- Born: London, England
- Occupations: Actress, lawyer
- Notable work: Etta Tavernier in EastEnders
- Partner(s): Horace Notice (1992–present)
- Children: 2

= Jacqui Gordon-Lawrence =

British actress

Jacqui Gordon-Lawrence is a British lawyer and former actress, most famous for playing the role of Etta Tavernier in the BBC soap opera EastEnders. She no longer acts and as of 2008 works in criminal law.

==Career==
She trained to be a dancer at the Martha Graham Center of Contemporary Dance in New York City, when she moved there with her Jamaican born parents. However, she felt she was not good enough to excel in this profession, so in 1981 she switched to stage acting and later to film and television.

Her first notable role was in the 1989 film Strapless, in which she played a nurse. However, her role in EastEnders has been her most notable. She played the school teacher Etta Tavernier from 1990 to 1992, returning briefly in 1994. The introduction of the Tavernier family heralded the first time that an entire family had joined the programme all at once. Their introduction was also a well-intentioned attempt to portray a wider range of black characters than had previously been achieved on the show. During her stint, Gordon-Lawrence's character battled with many family, marital and religious problems, including the abortion of an unborn child, who had been diagnosed with sickle-cell anaemia.

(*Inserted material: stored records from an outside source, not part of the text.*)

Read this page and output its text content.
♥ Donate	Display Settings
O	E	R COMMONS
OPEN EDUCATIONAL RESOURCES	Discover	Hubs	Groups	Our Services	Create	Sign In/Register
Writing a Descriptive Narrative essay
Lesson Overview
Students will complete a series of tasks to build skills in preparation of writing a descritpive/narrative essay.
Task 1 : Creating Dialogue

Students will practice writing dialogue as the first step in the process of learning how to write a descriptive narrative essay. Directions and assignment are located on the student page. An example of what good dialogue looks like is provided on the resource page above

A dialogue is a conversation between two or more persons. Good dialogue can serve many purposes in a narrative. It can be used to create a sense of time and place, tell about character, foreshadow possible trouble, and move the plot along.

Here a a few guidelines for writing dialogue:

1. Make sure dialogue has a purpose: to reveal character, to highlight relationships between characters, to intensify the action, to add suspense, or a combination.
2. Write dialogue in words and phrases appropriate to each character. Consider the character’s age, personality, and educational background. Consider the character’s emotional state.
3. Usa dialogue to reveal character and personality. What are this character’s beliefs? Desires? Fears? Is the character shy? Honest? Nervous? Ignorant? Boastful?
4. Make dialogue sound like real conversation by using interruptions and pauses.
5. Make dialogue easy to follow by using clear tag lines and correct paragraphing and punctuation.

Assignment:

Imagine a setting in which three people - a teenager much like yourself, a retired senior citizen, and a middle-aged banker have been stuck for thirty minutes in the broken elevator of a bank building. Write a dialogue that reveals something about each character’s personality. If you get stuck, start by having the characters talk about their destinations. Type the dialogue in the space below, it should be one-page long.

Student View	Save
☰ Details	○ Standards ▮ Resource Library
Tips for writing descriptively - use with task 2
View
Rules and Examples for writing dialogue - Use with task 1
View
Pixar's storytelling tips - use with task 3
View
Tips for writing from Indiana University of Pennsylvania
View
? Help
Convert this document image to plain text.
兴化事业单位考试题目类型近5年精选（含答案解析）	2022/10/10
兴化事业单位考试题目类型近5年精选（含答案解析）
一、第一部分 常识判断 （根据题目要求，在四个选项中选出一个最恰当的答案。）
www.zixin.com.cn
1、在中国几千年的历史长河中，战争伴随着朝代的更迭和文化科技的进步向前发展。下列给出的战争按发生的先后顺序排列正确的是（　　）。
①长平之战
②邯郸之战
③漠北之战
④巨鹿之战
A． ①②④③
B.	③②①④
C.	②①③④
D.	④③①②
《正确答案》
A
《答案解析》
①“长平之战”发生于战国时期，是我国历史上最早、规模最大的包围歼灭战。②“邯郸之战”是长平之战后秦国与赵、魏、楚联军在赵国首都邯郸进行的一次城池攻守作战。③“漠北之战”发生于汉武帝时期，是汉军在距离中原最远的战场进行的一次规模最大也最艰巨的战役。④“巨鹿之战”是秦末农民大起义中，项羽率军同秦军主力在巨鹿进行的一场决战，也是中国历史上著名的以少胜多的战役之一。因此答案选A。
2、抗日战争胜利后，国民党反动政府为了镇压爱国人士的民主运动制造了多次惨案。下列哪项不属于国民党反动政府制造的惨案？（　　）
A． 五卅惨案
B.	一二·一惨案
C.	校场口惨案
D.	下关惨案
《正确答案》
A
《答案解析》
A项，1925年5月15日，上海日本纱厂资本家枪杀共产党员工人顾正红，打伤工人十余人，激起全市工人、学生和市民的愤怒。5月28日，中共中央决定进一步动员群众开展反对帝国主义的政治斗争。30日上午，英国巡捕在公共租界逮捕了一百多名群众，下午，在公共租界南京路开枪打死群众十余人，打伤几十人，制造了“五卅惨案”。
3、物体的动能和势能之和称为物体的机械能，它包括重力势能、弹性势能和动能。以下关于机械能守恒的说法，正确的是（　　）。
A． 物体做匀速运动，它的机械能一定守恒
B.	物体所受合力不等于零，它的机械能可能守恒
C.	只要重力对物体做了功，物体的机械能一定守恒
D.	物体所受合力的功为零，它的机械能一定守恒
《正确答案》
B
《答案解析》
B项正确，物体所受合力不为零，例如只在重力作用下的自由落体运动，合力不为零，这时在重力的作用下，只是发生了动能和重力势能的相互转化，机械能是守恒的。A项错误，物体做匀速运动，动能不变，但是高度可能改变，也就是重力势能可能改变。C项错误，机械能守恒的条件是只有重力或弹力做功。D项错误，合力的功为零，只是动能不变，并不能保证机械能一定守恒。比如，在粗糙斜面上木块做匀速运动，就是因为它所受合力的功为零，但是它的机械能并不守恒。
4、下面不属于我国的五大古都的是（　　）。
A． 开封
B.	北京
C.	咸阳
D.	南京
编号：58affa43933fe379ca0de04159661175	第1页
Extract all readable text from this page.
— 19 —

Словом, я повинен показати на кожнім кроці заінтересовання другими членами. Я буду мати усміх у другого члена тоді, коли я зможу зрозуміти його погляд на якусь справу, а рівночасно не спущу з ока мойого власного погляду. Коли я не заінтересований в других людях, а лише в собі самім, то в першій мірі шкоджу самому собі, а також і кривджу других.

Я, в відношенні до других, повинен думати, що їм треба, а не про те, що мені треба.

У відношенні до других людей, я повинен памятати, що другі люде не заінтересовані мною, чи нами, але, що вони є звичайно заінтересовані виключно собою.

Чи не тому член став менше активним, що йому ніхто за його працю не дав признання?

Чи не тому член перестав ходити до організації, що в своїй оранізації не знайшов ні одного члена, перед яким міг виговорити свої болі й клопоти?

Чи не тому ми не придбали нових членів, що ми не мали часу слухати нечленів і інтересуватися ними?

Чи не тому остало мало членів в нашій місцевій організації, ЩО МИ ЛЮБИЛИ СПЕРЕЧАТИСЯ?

Since leaving EastEnders, she has gone on to appear in the television mini-series Close Relations (1998), the television film The Greatest Store in the World (1999) and an episode of the ITV police drama The Bill (2001). She has been credited in no other roles since this time and as of 2008, she works for Wainwright & Cummins LLP solicitors in London within their criminal department. She is a credited police station representative, and has expertise in this specific area of criminal law.

==Personal life==
She lives in Hayes, South East London, with the former boxing champion Horace Notice and their daughters, Naomi and Amelia. Singer and actress Michelle Gayle is godmother to one of Gordon-Lawrence's daughters. She is a follower of the Mormon religion.